Leading tech giants Microsoft and Kawasaki have collaborated on a metaverse-themed project to build robots.
Microsoft’s famous industrial metaverse is about to get more popular after partnering with Kawasaki Robotics on a new project. In an announcement Tuesday, Kawasaki will use Microsoft’s industrial metaverse to create robots.
The industrial metaverse is nothing more than a factory floor where workers wear Microsoft HoloLens headsets to assist in production, repair and supply chain management. First launched in 2016, HoloLens seem to have gained more traction amid the metaverse craze.
HoloLens allow users to experience augmented reality, enabling them to overlay 3D virtual models of products on top of real-life structures. The headsets initially penetrated the medical and design and construction sectors before the metaverse brought a new dimension to their use cases.
Microsoft’s industrial metaverse encompasses more than just the use of augmented reality headsets. The ecosystem involves combining multiple technologies, including the Windows maker’s cloud computing resources, to help workers build products faster and more efficiently.
One of the promotional concepts for the industrial metaverse refers to a situation where, instead of calling a repairman to come to the warehouse to perform various tasks, a HoloLens headset can be used, allowing the worker to chat with co-workers on the spot and guide them through the process with augmented reality visual illustrations.
Microsoft’s Industrial Metaverse
Kawasaki is not the first company to take advantage of Microsoft’s innovative industrial metaverse to speed up the production cycle. Pennsylvania-based food processor Heinz said it will use the industrial metaverse in the Ketchup business.
Microsoft executives believe the industrial metaverse offers a glimpse of what immersive experiences could achieve in the future amid the rapid adoption of 3D virtual technologies.
“That’s why I think you’re seeing a lot of energy in that space,” Hawk said. “These are real-world problems that these companies are facing … so having a technology solution that can help unlock the supply chain challenge, for example, is incredibly impactful.”
Microsoft’s burgeoning business speaks volumes about the state of the metaverse. While we’ve heard promises of a sci-fi future where everyone works, plays and interacts with virtual reality, current uses have more to do with business applications than the needs of the average consumer.
For example, Meta’s upcoming mixed reality headset will be more expensive than its $299 virtual reality headset and will be marketed to people who want to feel “present” while working remotely. In fact, one of Meta’s first Metaverse products was an app that lets you hold meetings in virtual reality.
But the difference is that Microsoft has the upper hand and is, in fact, selling its mixed reality technology to enterprises while giving developers the tools they need to create their own metaverse experiences.
“We really see a differentiation in the way we’re pursuing our strategy that recognizes that people are going to experience the metaverse across a variety of devices and platforms,” Hawk said.

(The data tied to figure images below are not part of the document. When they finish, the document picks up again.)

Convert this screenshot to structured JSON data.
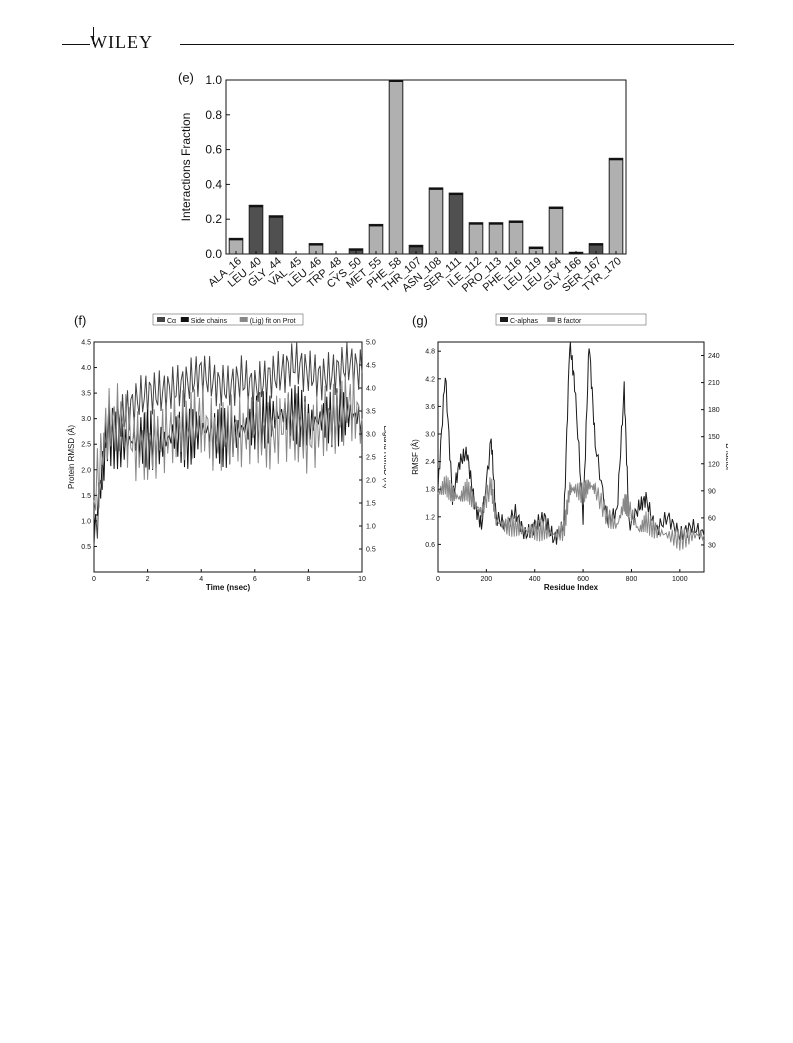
{
  "header": {
    "publisher": "WILEY"
  },
  "panels": {
    "e": "(e)",
    "f": "(f)",
    "g": "(g)"
  },
  "chart_data": [
    {
      "panel": "(e)",
      "type": "bar",
      "ylabel": "Interactions Fraction",
      "ylim": [
        0,
        1.0
      ],
      "yticks": [
        "0.0",
        "0.2",
        "0.4",
        "0.6",
        "0.8",
        "1.0"
      ],
      "categories": [
        "ALA_16",
        "LEU_40",
        "GLY_44",
        "VAL_45",
        "LEU_46",
        "TRP_48",
        "CYS_50",
        "MET_55",
        "PHE_58",
        "THR_107",
        "ASN_108",
        "SER_111",
        "ILE_112",
        "PRO_113",
        "PHE_116",
        "LEU_119",
        "LEU_164",
        "GLY_166",
        "SER_167",
        "TYR_170"
      ],
      "values": [
        0.09,
        0.28,
        0.22,
        0.0,
        0.06,
        0.0,
        0.03,
        0.17,
        1.0,
        0.05,
        0.38,
        0.35,
        0.18,
        0.18,
        0.19,
        0.04,
        0.27,
        0.01,
        0.06,
        0.55
      ],
      "colors": [
        "#b0b0b0",
        "#505050",
        "#505050",
        "#505050",
        "#b0b0b0",
        "#b0b0b0",
        "#505050",
        "#b0b0b0",
        "#b0b0b0",
        "#505050",
        "#b0b0b0",
        "#505050",
        "#b0b0b0",
        "#b0b0b0",
        "#b0b0b0",
        "#b0b0b0",
        "#b0b0b0",
        "#b0b0b0",
        "#505050",
        "#b0b0b0"
      ]
    },
    {
      "panel": "(f)",
      "type": "line",
      "title": "",
      "legend": [
        "Cα",
        "Side chains",
        "(Lig) fit on Prot"
      ],
      "xlabel": "Time (nsec)",
      "ylabel": "Protein RMSD (Å)",
      "y2label": "Ligand RMSD (Å)",
      "xlim": [
        0,
        10
      ],
      "ylim": [
        0,
        4.5
      ],
      "y2lim": [
        0,
        5.0
      ],
      "xticks": [
        "0",
        "2",
        "4",
        "6",
        "8",
        "10"
      ],
      "yticks": [
        "0.5",
        "1.0",
        "1.5",
        "2.0",
        "2.5",
        "3.0",
        "3.5",
        "4.0",
        "4.5"
      ],
      "y2ticks": [
        "0.5",
        "1.0",
        "1.5",
        "2.0",
        "2.5",
        "3.0",
        "3.5",
        "4.0",
        "4.5",
        "5.0"
      ],
      "x": [
        0,
        0.5,
        1,
        1.5,
        2,
        2.5,
        3,
        3.5,
        4,
        4.5,
        5,
        5.5,
        6,
        6.5,
        7,
        7.5,
        8,
        8.5,
        9,
        9.5,
        10
      ],
      "series": [
        {
          "name": "Cα",
          "values": [
            0.5,
            2.9,
            3.0,
            3.3,
            3.5,
            3.5,
            3.6,
            3.7,
            3.9,
            3.7,
            3.6,
            3.8,
            3.6,
            3.8,
            3.9,
            4.1,
            3.9,
            3.8,
            3.9,
            4.1,
            3.9
          ]
        },
        {
          "name": "Side chains",
          "values": [
            0.8,
            2.7,
            2.5,
            2.6,
            2.6,
            2.5,
            2.7,
            2.6,
            2.8,
            2.7,
            2.6,
            2.8,
            2.9,
            3.0,
            3.1,
            3.1,
            2.9,
            3.0,
            3.0,
            3.1,
            3.0
          ]
        },
        {
          "name": "(Lig) fit on Prot",
          "values": [
            1.4,
            2.9,
            3.0,
            2.5,
            2.4,
            2.6,
            2.8,
            2.9,
            3.0,
            2.6,
            2.8,
            2.7,
            2.9,
            2.6,
            2.9,
            2.8,
            2.6,
            2.9,
            3.0,
            3.3,
            3.0
          ]
        }
      ]
    },
    {
      "panel": "(g)",
      "type": "line",
      "legend": [
        "C-alphas",
        "B factor"
      ],
      "xlabel": "Residue Index",
      "ylabel": "RMSF (Å)",
      "y2label": "B factor",
      "xlim": [
        0,
        1100
      ],
      "ylim": [
        0,
        5.0
      ],
      "y2lim": [
        0,
        255
      ],
      "xticks": [
        "0",
        "200",
        "400",
        "600",
        "800",
        "1000"
      ],
      "yticks": [
        "0.6",
        "1.2",
        "1.8",
        "2.4",
        "3.0",
        "3.6",
        "4.2",
        "4.8"
      ],
      "y2ticks": [
        "30",
        "60",
        "90",
        "120",
        "150",
        "180",
        "210",
        "240"
      ],
      "x": [
        0,
        30,
        60,
        90,
        120,
        150,
        180,
        220,
        240,
        280,
        320,
        360,
        400,
        440,
        480,
        520,
        545,
        565,
        600,
        625,
        650,
        700,
        740,
        770,
        790,
        830,
        860,
        900,
        950,
        1000,
        1050,
        1100
      ],
      "series": [
        {
          "name": "C-alphas",
          "values": [
            1.8,
            4.3,
            1.6,
            2.4,
            2.6,
            1.5,
            1.0,
            2.9,
            1.2,
            1.0,
            1.3,
            0.8,
            1.0,
            1.2,
            0.7,
            1.0,
            5.0,
            4.1,
            1.2,
            5.0,
            2.8,
            1.1,
            1.3,
            4.0,
            1.0,
            1.4,
            1.6,
            0.9,
            1.2,
            0.8,
            1.0,
            0.8
          ]
        },
        {
          "name": "B factor",
          "values": [
            1.7,
            1.9,
            1.7,
            1.6,
            1.8,
            1.5,
            1.3,
            1.9,
            1.1,
            1.0,
            1.0,
            0.9,
            0.9,
            0.9,
            0.8,
            0.9,
            1.8,
            1.8,
            1.7,
            1.9,
            1.8,
            1.2,
            1.0,
            1.5,
            1.4,
            0.9,
            1.1,
            0.9,
            0.8,
            0.7,
            0.8,
            0.8
          ]
        }
      ]
    }
  ]
}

This means that metaverse products also work on 2D screens, such as the new features Microsoft added to its Teams chat application last year, in which people can appear as digital avatars. These kinds of features may carry over to headsets and other platforms in the future.
“We’re very excited because it’s a time when there’s a lot of innovation happening,” Hawk said. There are things we understand today. And we recognize many, many more things that we haven’t fully realized yet. So it’s a very exciting time for us.”
The tech conglomerate bought global gaming giant Activision Blizzard in a $69 billion deal earlier this year as part of its grand strategy for the metaverse.
At the time, Microsoft CEO Satya Nadella said that by combining the video game developer’s strategic benefits with Microsoft’s products (Xbox, HoloLens and Azure cloud services), the acquisition could help create the infrastructure needed to harness the full potential of the metaverse.